# Benifits of being a U.S. citizen?



## Dotsrus (Aug 15, 2010)

For a while now I have wanted to move abroad to Spain and apply for citizenship, but dual citizenship isn't permitted. If I relinquish my United States citizenship, what will I lose? Most importantly is the decision irrevocable?

I am 17 at the moment, so legally I can't renounce citizenship, but I'd like to know the implications of it if I decide to. I love my country (go USA), but I need a lifestyle change and the direction the country is headed seems to be for the worst.


----------



## jennifer_sita (Jul 22, 2010)

Dotsrus said:


> For a while now I have wanted to move abroad to Spain and apply for citizenship, but dual citizenship isn't permitted. If I relinquish my United States citizenship, what will I lose? Most importantly is the decision irrevocable?
> 
> I am 17 at the moment, so legally I can't renounce citizenship, but I'd like to know the implications of it if I decide to. I love my country (go USA), but I need a lifestyle change and the direction the country is headed seems to be for the worst.


I don't know how up-to-date this is, but the issue of renouncing US citizenship to become a Spanish national is discussed on other websites http://www.spainexpat.com/spain/information/spanish-citizenship-and-dual-nationality/. That website says,


> US citizens, if they do not intend to relinquish their US citizenship, may renounce their US citizenship to the Spanish government as required to obtain Spanish citizenship, but still retain their US citizenship anyway. Needless to say, Spain would not recognize the US nationality.


----------



## Bevdeforges (Nov 16, 2007)

Basically, it's pretty difficult to renounce your US citizenship and, in fact, you can only do it from abroad. To renounce, you must go to a US consulate in the country where you are residing and formally renounce your nationality in front of a consular official.
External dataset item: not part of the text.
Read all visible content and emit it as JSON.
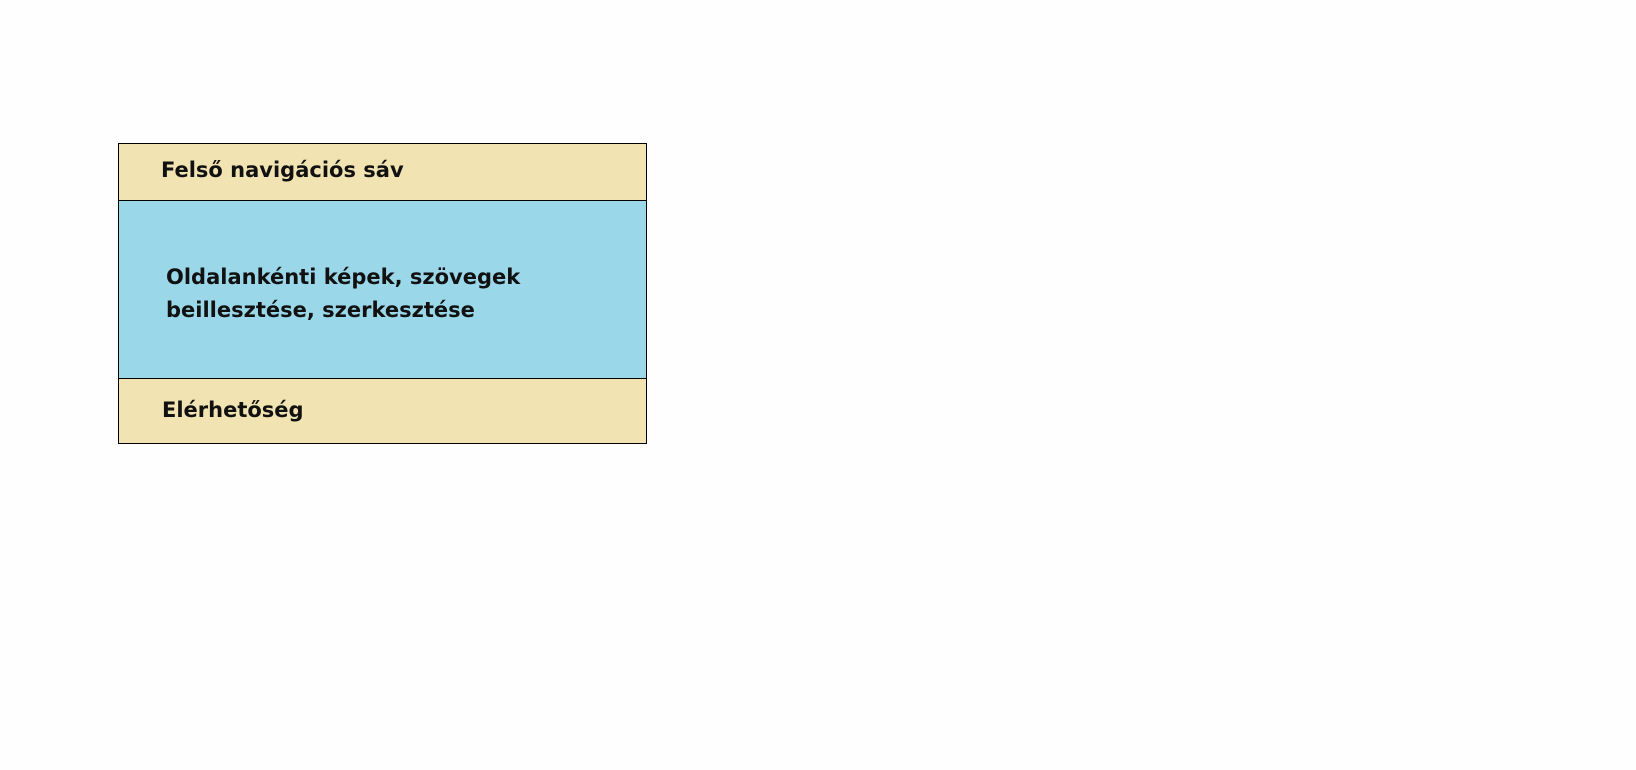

What that means is that short of that, anything the Spanish government asks you to do to give up your prior nationality doesn't count unless you do the official renunciation at a US consulate.

There are also a few "issues" with renouncing your US citizenship. All US citizens must file US tax returns (assuming they meet the other filing requirements) based on their worldwide income no matter where they live in the world. If you are believed to be renouncing "for tax reasons" (as determined by the IRS - mostly if you fall into a certain income category), you will be required to continue to file tax returns for an additional 10 years after the date you renounce. (They've changed this slightly so that you actually file an "expatriation" return, which is a bit different from the regular returns.)

Back in 1996 or so they passed a law with various "penalties" for renouncing your US citizenship. It's one of those laws that say the penalties "may be" inflicted, not that they are mandatory. But one of those is that the Attorney General "may" deny any form of entry visa to the US to someone who has renounced their US citizenship. I have yet to hear of them using this one against anyone, but in theory it means they could deny you entry to the US for a simple visit on a VWP. 

Net-net, unless you've got huge mega-bucks riding on the tax side of things, it's not really worthwhile to consider formal renunciation.
Cheers,
Bev


----------



## Fatbrit (May 8, 2008)

Dotsrus said:


> For a while now I have wanted to move abroad to Spain and apply for citizenship, but dual citizenship isn't permitted. If I relinquish my United States citizenship, what will I lose? Most importantly is the decision irrevocable?
> 
> I am 17 at the moment, so legally I can't renounce citizenship, but I'd like to know the implications of it if I decide to. I love my country (go USA), but I need a lifestyle change and the direction the country is headed seems to be for the worst.


You need some basis to claim Spanish citizenship. You don't mention any.


----------



## MarylandNed (May 11, 2010)

Dotsrus said:


> For a while now I have wanted to move abroad to Spain and apply for citizenship, but dual citizenship isn't permitted. If I relinquish my United States citizenship, what will I lose? Most importantly is the decision irrevocable?
> 
> I am 17 at the moment, so legally I can't renounce citizenship, but I'd like to know the implications of it if I decide to. I love my country (go USA), but I need a lifestyle change and the direction the country is headed seems to be for the worst.


There are many benefits to being a US citizen and it's one of the most sought after citizenships in the world. You can live, work and study in one of the world's most desirable countries. You can vote. You can run for public office. Certain jobs require US citizenship. You can possibly bestow US citizenship on your children if they are born abroad. You can sponsor a foreign spouse to come to the US.

There are other ways to live, work or study in Spain without obtaining Spanish citizenship. Even obtaining Spanish citizenship may not necessarily mean that you lose US citizenship. The US may not recognize any statement of renunciation of US citizenship that you make if/when you become a citizen of Spain. When I became a US citizen, I had to state that I renounced all other allegiances but that statement means nothing to the other countries that I am also a citizen of - Canada, Ireland and the UK. Those countries each have formal processes that need to be followed in order to renounce their citizenships.

Also you are very young at just 17. Unless you have some other claim on Spanish citizenship that you haven't mentioned, I believe that you have to have lived in Spain for 10 years before you're even eligible to apply for Spanish citizenship - and if you're not already living there now, then the 10 year clock hasn't even started yet. That's a long time and you might not live there that long anyway. Or you may decide that you don't need Spanish citizenship in order to live there. Or you may discover that your US citizenship is not lost even if you do become a Spanish citizen. It's even possible that rules on citizenship may have changed by then anyway.


----------